If I remember correctly, after the first phase (the 1/4 you see above) is completed, the system builds a bunch of ID mapping tables, which seems to take a long time before it gets to the next phase where it will print progress. That unlogged phase does seem to allocate a lot of memory. Although the OSM importer was built by me, it is based very much on the 'batch importer' framework which does all the clever internal magic. I think there is online help on how to use the batch importer (previously called neo4j-import and later neo4j-admin import), so it might be worth asking general questions about that for good advice on memory settings.

My own tests involved allocating a LOT of ram and disk space. I put a 4TB SSD into my laptop, and allocated 200GB swap space for virtual RAM, and still I managed to fill the entire 4TB with an attempted import of the planet.osm. I did import many smaller files, but don't think the one you are trying was on the list. Perhaps I get a chance to try again sometime, but this is my daily use laptop, and big imports like this can take days, so I don't want to lock it up for that long.

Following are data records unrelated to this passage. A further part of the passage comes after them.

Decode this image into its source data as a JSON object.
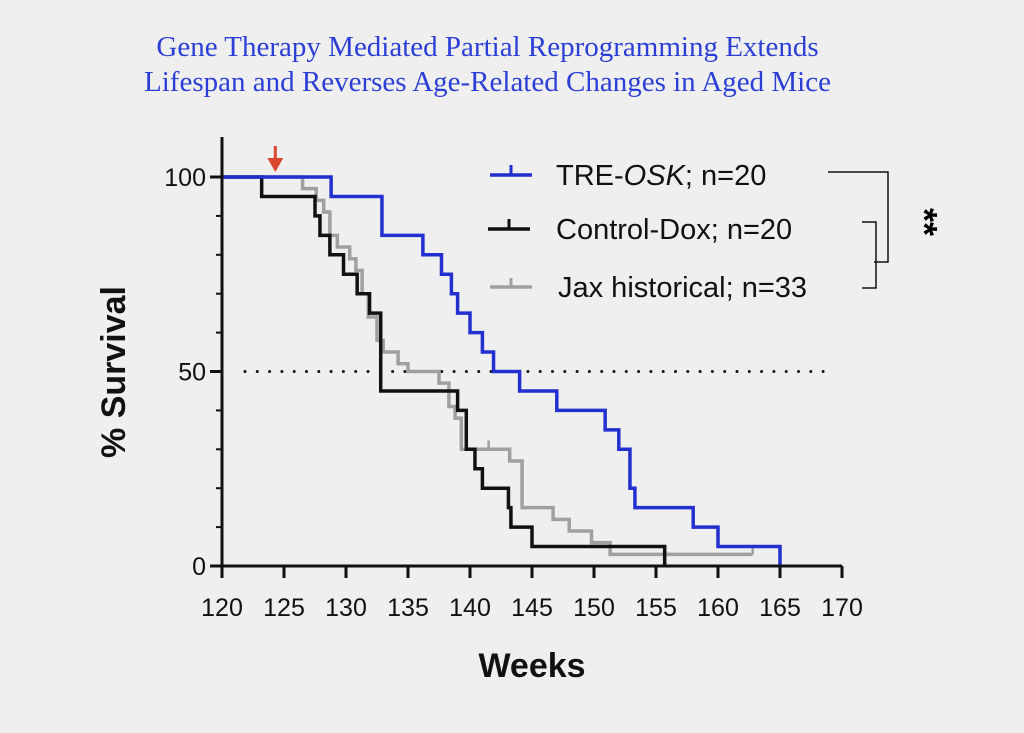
{
  "title_line1": "Gene Therapy Mediated Partial Reprogramming Extends",
  "title_line2": "Lifespan and Reverses Age-Related Changes in Aged Mice",
  "chart_data": {
    "type": "line",
    "subtype": "kaplan-meier-step",
    "xlabel": "Weeks",
    "ylabel": "% Survival",
    "xlim": [
      120,
      170
    ],
    "ylim": [
      0,
      100
    ],
    "xticks": [
      120,
      125,
      130,
      135,
      140,
      145,
      150,
      155,
      160,
      165,
      170
    ],
    "yticks": [
      0,
      50,
      100
    ],
    "reference_line": {
      "y": 50,
      "style": "dotted"
    },
    "treatment_start_arrow_week": 124.3,
    "significance": "**",
    "legend_position": "top-right",
    "series": [
      {
        "name": "TRE-OSK; n=20",
        "name_prefix": "TRE-",
        "name_italic": "OSK",
        "name_suffix": "; n=20",
        "color": "#2230d0",
        "steps": [
          [
            128.8,
            95
          ],
          [
            132.9,
            85
          ],
          [
            136.2,
            80
          ],
          [
            137.7,
            75
          ],
          [
            138.5,
            70
          ],
          [
            139,
            65
          ],
          [
            140,
            60
          ],
          [
            141,
            55
          ],
          [
            141.9,
            50
          ],
          [
            144,
            45
          ],
          [
            147,
            40
          ],
          [
            150.9,
            35
          ],
          [
            152,
            30
          ],
          [
            152.9,
            20
          ],
          [
            153.3,
            15
          ],
          [
            158,
            10
          ],
          [
            160,
            5
          ],
          [
            165,
            0
          ]
        ],
        "end": 165
      },
      {
        "name": "Control-Dox; n=20",
        "color": "#111111",
        "steps": [
          [
            123.2,
            95
          ],
          [
            127.5,
            90
          ],
          [
            127.9,
            85
          ],
          [
            128.7,
            80
          ],
          [
            129.8,
            75
          ],
          [
            130.9,
            70
          ],
          [
            131.9,
            65
          ],
          [
            132.8,
            45
          ],
          [
            139,
            40
          ],
          [
            139.7,
            30
          ],
          [
            140.4,
            25
          ],
          [
            141,
            20
          ],
          [
            143.1,
            15
          ],
          [
            143.3,
            10
          ],
          [
            145,
            5
          ],
          [
            155.7,
            0
          ]
        ],
        "end": 155.7
      },
      {
        "name": "Jax historical; n=33",
        "color": "#a0a0a0",
        "steps": [
          [
            126.5,
            97
          ],
          [
            127.6,
            94
          ],
          [
            128.2,
            91
          ],
          [
            128.7,
            85
          ],
          [
            129.3,
            82
          ],
          [
            130.3,
            79
          ],
          [
            130.8,
            76
          ],
          [
            131.3,
            70
          ],
          [
            131.8,
            64
          ],
          [
            132.5,
            58
          ],
          [
            133,
            55
          ],
          [
            134.2,
            52
          ],
          [
            135,
            50
          ],
          [
            137.5,
            47
          ],
          [
            138.3,
            41
          ],
          [
            138.8,
            38
          ],
          [
            139.3,
            30
          ],
          [
            143.2,
            27
          ],
          [
            144.2,
            15
          ],
          [
            146.7,
            12
          ],
          [
            148,
            9
          ],
          [
            149.8,
            6
          ],
          [
            151.3,
            3
          ]
        ],
        "end": 162.8,
        "censored": [
          [
            141.5,
            30
          ],
          [
            162.8,
            3
          ]
        ]
      }
    ]
  }
}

I notice that the output for estimated usage looks way off. I think there are some scale factors in the tool that can be tweaked to make that more reasonable.

Ok. Thanks for the feedback. Ended up stopping that last attempt to prevent eating up all my storage and locking up the computer. I am unfamiliar with allocating swap space for virtual RAM. I may not have enough extra storage to complete the entire North America file in one go.

In the mean time I think I might just download the individual state files and work with those.